Prof. Dr. Jens-Christian Wagner ist Historiker. Seit 2020 ist er Direktor der Stiftung Gedenkstätten Buchenwald und Mittelbau-Dora und Professor für Geschichte in Medien und Öffentlichkeit an der Friedrich-Schiller-Universität Jena.

Geschichte und Geschichten: Instagram und die schwierige Vermittlung von Nationalsozialismus und Holocaust auf, durch und mit sozialen Medien

Soziale Medien dienen in unserem digitalisierten Alltag als wichtige Informationsquellen. Sie bieten digitale Kommunikation in Echtzeit. Sie fördern aber auch die Bildung von Echokammern und Filterblasen, sowie die Verbreitung von Falschinformationen. Die Folge kann eine verzerrte Wahrnehmung von sozialen und politischen Konflikten sein.

Wenn es um die Auseinandersetzung mit komplexen Lebensrealitäten, und insbesondere mit Geschichte geht, wird die ambivalente Rolle Sozialer Medien ebenfalls deutlich: Mit ihrer Hilfe kann eine größere Öffentlichkeit für historische Themen sensibilisiert und angeregt werden, an der Weiterentwicklung von Erinnerungskultur(en) aktiv mitzuwirken. Vereinfachungen können aber auch problematischen Vergleichen und Gleichsetzungen Vorschub leisten.
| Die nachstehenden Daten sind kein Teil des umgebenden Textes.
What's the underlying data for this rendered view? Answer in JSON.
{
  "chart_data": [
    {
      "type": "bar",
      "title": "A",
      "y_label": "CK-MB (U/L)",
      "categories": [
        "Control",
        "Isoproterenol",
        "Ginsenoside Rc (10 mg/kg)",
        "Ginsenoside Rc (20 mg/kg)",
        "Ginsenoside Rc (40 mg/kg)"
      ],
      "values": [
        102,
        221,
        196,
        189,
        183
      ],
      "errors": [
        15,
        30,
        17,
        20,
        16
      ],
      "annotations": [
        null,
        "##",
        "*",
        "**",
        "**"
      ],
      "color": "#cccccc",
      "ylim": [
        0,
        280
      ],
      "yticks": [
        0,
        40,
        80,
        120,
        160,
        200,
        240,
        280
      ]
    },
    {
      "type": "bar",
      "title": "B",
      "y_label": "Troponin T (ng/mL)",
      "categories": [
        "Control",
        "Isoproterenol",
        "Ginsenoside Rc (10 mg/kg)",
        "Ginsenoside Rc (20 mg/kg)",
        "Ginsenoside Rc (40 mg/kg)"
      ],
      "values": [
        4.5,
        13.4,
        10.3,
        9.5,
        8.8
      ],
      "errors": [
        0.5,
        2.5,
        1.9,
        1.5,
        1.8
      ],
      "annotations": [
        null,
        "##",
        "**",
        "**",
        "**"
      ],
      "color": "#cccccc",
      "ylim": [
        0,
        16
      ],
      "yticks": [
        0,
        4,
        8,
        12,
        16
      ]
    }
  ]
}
Wohin führt die Gleichzeitigkeit von direkter, partizipativer, sichtbarer und simplifizierender, vergleichender, spielerischer Aneignung von Geschichtsbildern?
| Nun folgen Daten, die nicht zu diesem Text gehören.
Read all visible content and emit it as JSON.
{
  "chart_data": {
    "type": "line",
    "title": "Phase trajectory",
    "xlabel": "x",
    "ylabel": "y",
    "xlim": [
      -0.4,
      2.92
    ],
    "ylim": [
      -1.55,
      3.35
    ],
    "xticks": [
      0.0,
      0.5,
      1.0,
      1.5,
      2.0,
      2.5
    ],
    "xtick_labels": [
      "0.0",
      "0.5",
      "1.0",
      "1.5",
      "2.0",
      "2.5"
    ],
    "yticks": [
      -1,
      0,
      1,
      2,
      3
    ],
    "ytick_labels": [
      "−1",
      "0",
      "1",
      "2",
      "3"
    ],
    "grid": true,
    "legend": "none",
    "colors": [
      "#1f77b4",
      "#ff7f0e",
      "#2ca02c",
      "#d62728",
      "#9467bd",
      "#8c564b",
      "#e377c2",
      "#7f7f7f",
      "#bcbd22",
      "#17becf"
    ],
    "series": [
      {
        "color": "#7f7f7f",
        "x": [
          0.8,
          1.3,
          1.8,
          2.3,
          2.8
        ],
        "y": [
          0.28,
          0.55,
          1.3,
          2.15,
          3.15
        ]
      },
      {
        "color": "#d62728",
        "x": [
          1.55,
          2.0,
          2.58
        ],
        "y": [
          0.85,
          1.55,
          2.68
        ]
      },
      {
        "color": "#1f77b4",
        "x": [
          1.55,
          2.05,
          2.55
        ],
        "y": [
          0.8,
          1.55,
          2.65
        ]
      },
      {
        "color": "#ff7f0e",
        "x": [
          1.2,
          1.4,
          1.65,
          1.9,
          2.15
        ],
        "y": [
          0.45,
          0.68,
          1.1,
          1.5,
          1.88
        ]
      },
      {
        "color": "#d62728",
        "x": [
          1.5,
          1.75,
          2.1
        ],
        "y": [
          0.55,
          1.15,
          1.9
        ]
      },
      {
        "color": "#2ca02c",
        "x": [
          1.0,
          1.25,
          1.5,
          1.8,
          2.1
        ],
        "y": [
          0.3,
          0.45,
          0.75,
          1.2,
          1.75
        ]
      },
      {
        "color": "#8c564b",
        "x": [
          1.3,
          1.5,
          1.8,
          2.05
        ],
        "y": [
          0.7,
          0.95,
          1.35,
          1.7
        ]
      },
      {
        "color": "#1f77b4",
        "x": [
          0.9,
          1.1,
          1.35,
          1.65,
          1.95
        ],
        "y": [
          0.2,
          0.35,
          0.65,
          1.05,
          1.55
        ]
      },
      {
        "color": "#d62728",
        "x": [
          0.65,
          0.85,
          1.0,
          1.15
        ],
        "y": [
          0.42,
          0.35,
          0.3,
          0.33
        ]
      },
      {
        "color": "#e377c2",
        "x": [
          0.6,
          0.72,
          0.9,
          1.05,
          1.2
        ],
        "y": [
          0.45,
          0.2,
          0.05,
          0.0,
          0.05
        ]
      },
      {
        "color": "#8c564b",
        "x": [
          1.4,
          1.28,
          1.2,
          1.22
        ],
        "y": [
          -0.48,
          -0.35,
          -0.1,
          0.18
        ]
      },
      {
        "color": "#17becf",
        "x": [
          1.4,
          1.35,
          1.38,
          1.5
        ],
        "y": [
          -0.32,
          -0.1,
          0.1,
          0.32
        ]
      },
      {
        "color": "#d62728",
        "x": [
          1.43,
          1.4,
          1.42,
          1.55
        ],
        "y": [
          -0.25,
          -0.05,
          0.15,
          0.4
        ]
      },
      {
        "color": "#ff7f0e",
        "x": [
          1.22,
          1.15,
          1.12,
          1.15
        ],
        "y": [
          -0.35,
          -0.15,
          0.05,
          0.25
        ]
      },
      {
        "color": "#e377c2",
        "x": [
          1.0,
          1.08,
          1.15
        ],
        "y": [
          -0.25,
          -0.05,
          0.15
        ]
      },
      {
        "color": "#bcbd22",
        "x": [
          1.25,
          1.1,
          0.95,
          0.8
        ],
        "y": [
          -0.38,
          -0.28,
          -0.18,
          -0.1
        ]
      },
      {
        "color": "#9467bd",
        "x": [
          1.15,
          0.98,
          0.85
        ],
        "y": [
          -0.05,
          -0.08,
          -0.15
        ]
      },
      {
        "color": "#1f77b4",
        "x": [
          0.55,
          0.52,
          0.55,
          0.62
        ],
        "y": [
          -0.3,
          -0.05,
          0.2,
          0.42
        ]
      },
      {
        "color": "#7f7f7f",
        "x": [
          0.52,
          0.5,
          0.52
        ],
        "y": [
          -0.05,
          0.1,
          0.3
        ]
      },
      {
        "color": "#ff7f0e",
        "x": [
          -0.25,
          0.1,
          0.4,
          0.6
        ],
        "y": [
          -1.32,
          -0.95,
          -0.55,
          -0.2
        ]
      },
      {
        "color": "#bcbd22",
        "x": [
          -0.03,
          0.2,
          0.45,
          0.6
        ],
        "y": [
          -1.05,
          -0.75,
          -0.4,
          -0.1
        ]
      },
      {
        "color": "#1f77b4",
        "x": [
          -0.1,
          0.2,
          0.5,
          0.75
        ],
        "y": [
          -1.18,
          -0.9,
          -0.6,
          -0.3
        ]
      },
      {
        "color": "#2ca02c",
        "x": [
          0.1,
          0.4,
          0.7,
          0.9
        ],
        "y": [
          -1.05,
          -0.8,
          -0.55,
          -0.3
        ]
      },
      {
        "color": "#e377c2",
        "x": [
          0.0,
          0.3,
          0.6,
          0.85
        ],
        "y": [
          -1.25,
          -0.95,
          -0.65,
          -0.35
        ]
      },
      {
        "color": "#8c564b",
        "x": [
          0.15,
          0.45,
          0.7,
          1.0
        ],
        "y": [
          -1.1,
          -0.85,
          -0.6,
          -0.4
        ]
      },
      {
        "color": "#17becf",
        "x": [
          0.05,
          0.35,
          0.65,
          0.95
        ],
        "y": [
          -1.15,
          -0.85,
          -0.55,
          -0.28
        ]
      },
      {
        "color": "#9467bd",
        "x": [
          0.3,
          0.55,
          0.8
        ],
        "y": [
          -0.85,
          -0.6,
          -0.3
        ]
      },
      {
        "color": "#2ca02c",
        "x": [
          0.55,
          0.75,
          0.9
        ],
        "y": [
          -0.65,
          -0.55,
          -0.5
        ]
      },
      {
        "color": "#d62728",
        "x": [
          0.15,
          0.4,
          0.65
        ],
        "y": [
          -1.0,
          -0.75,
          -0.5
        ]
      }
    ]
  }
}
Wenn Holocaust und Nationalsozialismus wichtige Bestandteile der deutschen Erinnerungskultur bleiben sollen, müssen sie auch Platz im unübersichtlichen aber wirkmächtigen Raum der Sozialen Medien finden. Aktuelle Studien haben gezeigt, dass sich junge Menschen für die Geschichte von Nationalsozialismus und Holocaust interessieren und sich wünschen, dass diese Geschichte durch spannende und persönliche Erzählungen, sowie eingängige, idealerweise kurze Formate vermittelt wird.

Dazu können Soziale Medien mit ihren fragmentierten Segmenten beitragen, die einerseits losgelöst voneinander beispielsweise als leicht teilbare Memes existieren, andererseits ein miteinander verbundenes Geflecht von Geschichten ergeben. Damit entspricht Storytelling in Social Media dem fragmentarischen Charakter von Erinnerung und kann historische Quellen zum Ausgangspunkt einer aktiven Auseinandersetzung machen.

Das israelische Instagram-Projekt „Eva Stories“ hat 2019 zum ersten Mal auf Grundlage einer historischen Biografie, dem Tagebuch der ungarischen Jüdin Eva Heyman, eine digitale Erzählung realisiert, die der segmentierten und personalisierenden Logik der Sozialen Medien folgt. Für die nachinszenierte Geschichte wurden auch Social-Media-typische Formen wie POV (Point-of-View) oder Selfie-Perspektive adaptiert und mit klassischen Formen der Holocaust-Erinnerung (Zeugenschaft) verbunden. So wurden die Follower:innen der virtuellen Eva zu (sekundären) Zeug:innen ihrer Erinnerungen.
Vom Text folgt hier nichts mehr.